DNS Resolutions
  • 10 Mar 2023
  • 5 Minutes to read
  • Dark
    Light

DNS Resolutions

  • Dark
    Light

Article Summary

For Host Indicators, you can use DNS resolution tracking to track ongoing resolution changes and view Addresses that have resolved to the Host, presently or historically; for Address Indicators, DNS resolutions reveal the Hosts that have resolved to an Address, presently or historically. This capability allows for the automated creation of associations between the Host and the Address, as well as enables easy pivoting.

New Details Screen

Host Indicators

Enable DNS Resolution Tracking

To enable DNS resolution tracking for a Host Indicator, select the Enable DNS Tracking checkbox at the upper-right corner of the DNS Resolution card on the Overview tab of the Indicator’s Details screen (Figure 1).

Figure 1_DNS Resolutions_7.0.2

 

Note
It may take up to 90 minutes for DNS information to populate after selecting the Enable DNS Tracking checkbox.

Viewing DNS Resolution History

For Host Indicators, the DNS Resolution card (Figure 1) displays the Addresses that have resolved to the Host, presently or historically; the date and time of the resolution; and the city, country, organization, and autonomous system number (ASN) associated with each Address.

Address Indicators

For Address Indicators, the DNS Resolution card (Figure 2) is available on the Overview tab of the Indicator’s Details screen. This card displays Hosts that have resolved to the Address, presently or historically, and the date and time of each resolution.

Figure 2_DNS Resolutions_7.0.2

 

Important
Although the Enable DNS Tracking checkbox is displayed on the DNS Resolution card of an Address Indicator’s Details screen, this checkbox does not function as of ThreatConnect version 7.0.2.

Legacy Details Screen

Host Indicators

Enabling DNS Resolution Tracking

To enable DNS resolution tracking for a Host Indicator, select the DNS checkbox in the Details card on the Overview tab of the Indicator’s legacy Details screen (Figure 3).

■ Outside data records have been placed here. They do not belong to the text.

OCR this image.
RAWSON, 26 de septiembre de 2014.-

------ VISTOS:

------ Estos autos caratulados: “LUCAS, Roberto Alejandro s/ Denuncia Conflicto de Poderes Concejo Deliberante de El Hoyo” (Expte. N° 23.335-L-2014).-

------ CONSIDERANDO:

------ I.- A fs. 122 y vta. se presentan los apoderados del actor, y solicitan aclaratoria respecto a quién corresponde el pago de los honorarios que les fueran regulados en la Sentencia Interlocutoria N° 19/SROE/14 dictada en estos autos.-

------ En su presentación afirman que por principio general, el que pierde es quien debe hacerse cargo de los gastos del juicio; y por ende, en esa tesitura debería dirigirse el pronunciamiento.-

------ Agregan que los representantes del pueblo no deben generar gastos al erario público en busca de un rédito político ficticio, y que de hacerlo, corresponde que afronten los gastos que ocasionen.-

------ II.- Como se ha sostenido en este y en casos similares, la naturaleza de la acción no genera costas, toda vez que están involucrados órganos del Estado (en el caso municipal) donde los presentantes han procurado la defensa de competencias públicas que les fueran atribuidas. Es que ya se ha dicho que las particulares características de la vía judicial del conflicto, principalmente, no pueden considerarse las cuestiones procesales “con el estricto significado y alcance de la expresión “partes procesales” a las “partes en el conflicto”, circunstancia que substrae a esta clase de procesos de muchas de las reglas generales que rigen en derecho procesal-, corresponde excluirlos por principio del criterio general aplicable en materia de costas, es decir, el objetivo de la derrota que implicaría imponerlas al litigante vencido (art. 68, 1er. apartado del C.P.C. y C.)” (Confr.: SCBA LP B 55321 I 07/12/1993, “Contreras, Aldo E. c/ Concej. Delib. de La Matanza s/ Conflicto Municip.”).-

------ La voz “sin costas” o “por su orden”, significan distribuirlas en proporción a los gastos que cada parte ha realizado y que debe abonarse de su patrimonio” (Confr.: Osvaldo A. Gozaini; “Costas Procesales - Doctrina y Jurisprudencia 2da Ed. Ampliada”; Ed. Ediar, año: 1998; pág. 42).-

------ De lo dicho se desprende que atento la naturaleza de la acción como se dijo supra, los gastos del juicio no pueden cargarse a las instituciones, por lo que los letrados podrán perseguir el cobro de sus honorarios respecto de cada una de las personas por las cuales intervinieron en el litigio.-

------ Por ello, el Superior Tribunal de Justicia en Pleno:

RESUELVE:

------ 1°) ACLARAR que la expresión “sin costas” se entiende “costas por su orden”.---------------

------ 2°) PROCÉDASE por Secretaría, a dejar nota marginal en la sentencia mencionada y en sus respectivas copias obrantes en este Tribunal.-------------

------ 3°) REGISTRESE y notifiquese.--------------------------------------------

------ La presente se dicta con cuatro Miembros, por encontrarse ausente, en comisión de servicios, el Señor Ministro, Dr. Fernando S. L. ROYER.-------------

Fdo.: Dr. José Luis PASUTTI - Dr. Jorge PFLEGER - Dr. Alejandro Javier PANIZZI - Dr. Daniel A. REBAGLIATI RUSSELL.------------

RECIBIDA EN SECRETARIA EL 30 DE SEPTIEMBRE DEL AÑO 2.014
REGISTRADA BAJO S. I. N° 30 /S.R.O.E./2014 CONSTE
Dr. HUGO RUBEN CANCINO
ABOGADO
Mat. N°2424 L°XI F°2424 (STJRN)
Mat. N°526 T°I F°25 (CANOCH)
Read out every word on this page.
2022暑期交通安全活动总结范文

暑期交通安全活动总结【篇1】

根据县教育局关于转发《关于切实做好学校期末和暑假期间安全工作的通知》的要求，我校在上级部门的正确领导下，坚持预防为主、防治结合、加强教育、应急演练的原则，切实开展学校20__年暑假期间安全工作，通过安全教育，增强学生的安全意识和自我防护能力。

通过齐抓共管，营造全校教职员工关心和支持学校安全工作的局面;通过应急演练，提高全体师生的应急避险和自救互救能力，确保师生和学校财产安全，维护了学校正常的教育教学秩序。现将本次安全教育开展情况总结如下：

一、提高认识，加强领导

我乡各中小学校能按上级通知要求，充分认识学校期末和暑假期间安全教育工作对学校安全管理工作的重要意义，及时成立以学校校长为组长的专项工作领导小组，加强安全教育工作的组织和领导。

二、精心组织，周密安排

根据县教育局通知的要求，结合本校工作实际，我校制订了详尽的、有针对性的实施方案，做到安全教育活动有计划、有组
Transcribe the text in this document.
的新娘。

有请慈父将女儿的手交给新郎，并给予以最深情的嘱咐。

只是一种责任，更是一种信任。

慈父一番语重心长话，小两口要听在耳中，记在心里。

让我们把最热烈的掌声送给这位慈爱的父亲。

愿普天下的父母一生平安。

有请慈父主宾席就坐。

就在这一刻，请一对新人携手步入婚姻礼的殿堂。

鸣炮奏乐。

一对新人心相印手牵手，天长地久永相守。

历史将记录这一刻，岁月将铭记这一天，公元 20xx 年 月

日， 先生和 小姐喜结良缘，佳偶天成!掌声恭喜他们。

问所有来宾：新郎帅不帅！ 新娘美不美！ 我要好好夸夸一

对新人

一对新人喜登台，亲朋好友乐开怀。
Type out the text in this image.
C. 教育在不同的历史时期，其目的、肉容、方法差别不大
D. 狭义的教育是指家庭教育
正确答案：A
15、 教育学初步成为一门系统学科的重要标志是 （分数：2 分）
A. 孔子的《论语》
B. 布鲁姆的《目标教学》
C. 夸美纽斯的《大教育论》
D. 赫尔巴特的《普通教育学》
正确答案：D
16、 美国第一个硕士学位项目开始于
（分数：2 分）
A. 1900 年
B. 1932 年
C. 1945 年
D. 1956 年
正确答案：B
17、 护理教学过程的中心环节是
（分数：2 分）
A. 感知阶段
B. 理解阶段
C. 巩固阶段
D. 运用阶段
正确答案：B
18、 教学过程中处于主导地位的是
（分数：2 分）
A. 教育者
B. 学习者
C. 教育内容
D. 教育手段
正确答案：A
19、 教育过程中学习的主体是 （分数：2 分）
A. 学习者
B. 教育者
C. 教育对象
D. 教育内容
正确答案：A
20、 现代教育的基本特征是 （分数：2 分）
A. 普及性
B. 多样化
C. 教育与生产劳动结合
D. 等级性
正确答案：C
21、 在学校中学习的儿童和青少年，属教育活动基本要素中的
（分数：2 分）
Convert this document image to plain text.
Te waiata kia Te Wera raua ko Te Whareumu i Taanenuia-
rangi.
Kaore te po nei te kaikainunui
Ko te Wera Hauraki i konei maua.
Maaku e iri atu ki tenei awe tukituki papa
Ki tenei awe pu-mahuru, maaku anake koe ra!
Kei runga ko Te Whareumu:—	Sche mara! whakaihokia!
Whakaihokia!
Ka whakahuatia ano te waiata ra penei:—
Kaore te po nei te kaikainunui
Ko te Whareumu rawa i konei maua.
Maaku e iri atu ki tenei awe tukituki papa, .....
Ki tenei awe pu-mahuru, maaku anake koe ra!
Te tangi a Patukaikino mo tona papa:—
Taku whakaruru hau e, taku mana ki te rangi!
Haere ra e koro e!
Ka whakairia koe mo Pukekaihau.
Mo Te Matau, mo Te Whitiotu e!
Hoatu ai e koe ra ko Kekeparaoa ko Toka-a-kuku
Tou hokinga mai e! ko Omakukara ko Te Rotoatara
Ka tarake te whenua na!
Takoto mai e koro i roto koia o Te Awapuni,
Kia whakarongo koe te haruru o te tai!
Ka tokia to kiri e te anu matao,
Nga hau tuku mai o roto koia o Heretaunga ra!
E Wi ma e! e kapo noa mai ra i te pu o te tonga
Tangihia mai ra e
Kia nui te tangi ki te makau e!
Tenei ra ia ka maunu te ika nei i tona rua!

Figure 3_DNS Resolutions_7.0.2

 

Note
It may take up to 90 minutes for DNS information to populate after selecting the DNS checkbox.

Viewing DNS Resolution History and Passive DNS

On a Host Indicator’s legacy Details screen, click the DNS tab to display the DNS screen (Figure 4).

Figure 4_DNS Resolutions_7.0.2

 

The DNS Resolution History section of the screen lists the Addresses that have resolved to the Host Indicator, presently or historically. A Host's DNS resolutions will be added as Address Indicators in the same owner as that of the Host and associated to the Host automatically.

The Passive DNS section of the screen, if available, provides the ability to view a list of the subdomain resolutions and historic IP address resolutions for the Host.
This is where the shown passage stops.